Jakarta, CNBC Indonesia – Perang Rusia Ukraina membuat ancaman krisis pangan semakin nyata. Tingginya permintaan, gangguan logistik, serta terdistrupsinya pasokan membuat sejumlah negara memilih mengamankan pasokan pangannya sendiri dan melarang ekspor.
Lebih dari dua bulan berlalu, perang Rusia-Ukraina belum juga menunjukkan tanda-tanda eskalasi serangan menurun. Wajar saja, konflik militer antara kedua negara pun menimbulkan efek yang luas salah satunya dampak pada pasokan kebutuhan pangan global.
Gangguan yang disebabkan oleh konflik terhadap ekspor makanan oleh Rusia dan Ukraina mengekspos pasar makanan global untuk meningkatkan risiko ketersediaan yang lebih ketat, permintaan impor yang tidak terpenuhi dan harga pangan internasional yang lebih tinggi.
Rusia dan Ukraina bersama-sama menyumbang sekitar 29% dari ekspor gandum global, serta 19% dari ekspor jagung. Rusia dan Ukraina juga menyediakan 80% ekspor minyak bunga matahari dunia, yang bersaing dengan minyak kedelai.
Petani Ukraina terpaksa mengabaikan ladang mereka karena jutaan orang harus melarikan diri, atau mencoba melawan dan mempertahankan hidup. Pelabuhan-pelabuhan yang biasanya mengirim gandum dan makanan pokok ke ke seluruh dunia berhenti beroperasi. Terutama suplai produk gandum yang menjadi bahan pokok untuk membuat roti, mi, dan pakan ternak terganggu.

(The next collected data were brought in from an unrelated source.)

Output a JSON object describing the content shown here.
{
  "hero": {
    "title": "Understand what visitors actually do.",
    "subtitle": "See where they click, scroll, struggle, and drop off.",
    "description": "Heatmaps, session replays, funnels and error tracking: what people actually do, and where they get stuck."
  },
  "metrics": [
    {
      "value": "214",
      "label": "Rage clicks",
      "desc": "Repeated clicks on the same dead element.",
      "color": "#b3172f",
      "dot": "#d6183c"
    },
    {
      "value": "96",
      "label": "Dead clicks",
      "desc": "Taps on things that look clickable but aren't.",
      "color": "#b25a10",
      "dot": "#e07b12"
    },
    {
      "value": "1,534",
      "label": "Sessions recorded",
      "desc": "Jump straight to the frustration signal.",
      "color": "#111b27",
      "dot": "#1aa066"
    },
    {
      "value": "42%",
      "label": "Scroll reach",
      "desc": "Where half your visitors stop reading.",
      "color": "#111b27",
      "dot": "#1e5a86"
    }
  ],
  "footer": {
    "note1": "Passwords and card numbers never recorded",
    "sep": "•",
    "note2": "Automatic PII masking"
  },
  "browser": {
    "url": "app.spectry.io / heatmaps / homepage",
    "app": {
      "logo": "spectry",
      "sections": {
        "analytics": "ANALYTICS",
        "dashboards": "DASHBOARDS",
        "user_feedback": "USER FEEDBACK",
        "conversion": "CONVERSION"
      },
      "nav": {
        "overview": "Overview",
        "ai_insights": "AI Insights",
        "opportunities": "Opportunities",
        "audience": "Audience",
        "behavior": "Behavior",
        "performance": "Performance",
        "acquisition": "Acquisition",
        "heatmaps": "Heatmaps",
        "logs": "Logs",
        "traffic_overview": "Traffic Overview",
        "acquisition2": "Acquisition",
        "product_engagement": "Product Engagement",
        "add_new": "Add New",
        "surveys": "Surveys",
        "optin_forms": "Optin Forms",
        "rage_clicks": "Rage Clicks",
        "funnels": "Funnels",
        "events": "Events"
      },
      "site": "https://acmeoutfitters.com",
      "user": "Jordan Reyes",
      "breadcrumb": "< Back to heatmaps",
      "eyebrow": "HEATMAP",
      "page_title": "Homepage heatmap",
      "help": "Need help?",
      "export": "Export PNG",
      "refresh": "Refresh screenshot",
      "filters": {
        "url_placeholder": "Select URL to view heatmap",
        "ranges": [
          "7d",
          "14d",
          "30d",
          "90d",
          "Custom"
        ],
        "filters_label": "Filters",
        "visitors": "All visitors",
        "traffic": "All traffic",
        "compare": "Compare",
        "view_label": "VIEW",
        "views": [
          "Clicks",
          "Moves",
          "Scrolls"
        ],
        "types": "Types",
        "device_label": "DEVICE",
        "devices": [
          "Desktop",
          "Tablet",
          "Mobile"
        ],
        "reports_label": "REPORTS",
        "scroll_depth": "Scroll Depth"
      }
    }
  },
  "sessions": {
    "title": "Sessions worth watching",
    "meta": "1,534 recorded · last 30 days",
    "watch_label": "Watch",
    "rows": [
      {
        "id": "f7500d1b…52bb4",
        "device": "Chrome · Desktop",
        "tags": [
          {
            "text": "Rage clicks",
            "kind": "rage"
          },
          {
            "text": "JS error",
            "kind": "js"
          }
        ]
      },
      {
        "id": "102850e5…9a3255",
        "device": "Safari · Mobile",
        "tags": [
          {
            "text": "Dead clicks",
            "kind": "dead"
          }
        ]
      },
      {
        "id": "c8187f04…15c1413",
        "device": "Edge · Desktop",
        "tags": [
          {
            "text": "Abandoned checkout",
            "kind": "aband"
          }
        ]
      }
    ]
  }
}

Harga pangan global diketahui telah melonjak pasca perang terjadi. Bukan tanpa alasan, Ukraina mapun Rusia merupakan produsen utama komoditas pangan seperti gandum, jagung, dan juga biji bunga matahari.
Berdasarkan data Food and Agriculture Organization (FAO), indeks harga pangan dunia telah berada di level 159,3 pada Maret 2022. Angka tersebut merupakan level tertingginya sejak 1990.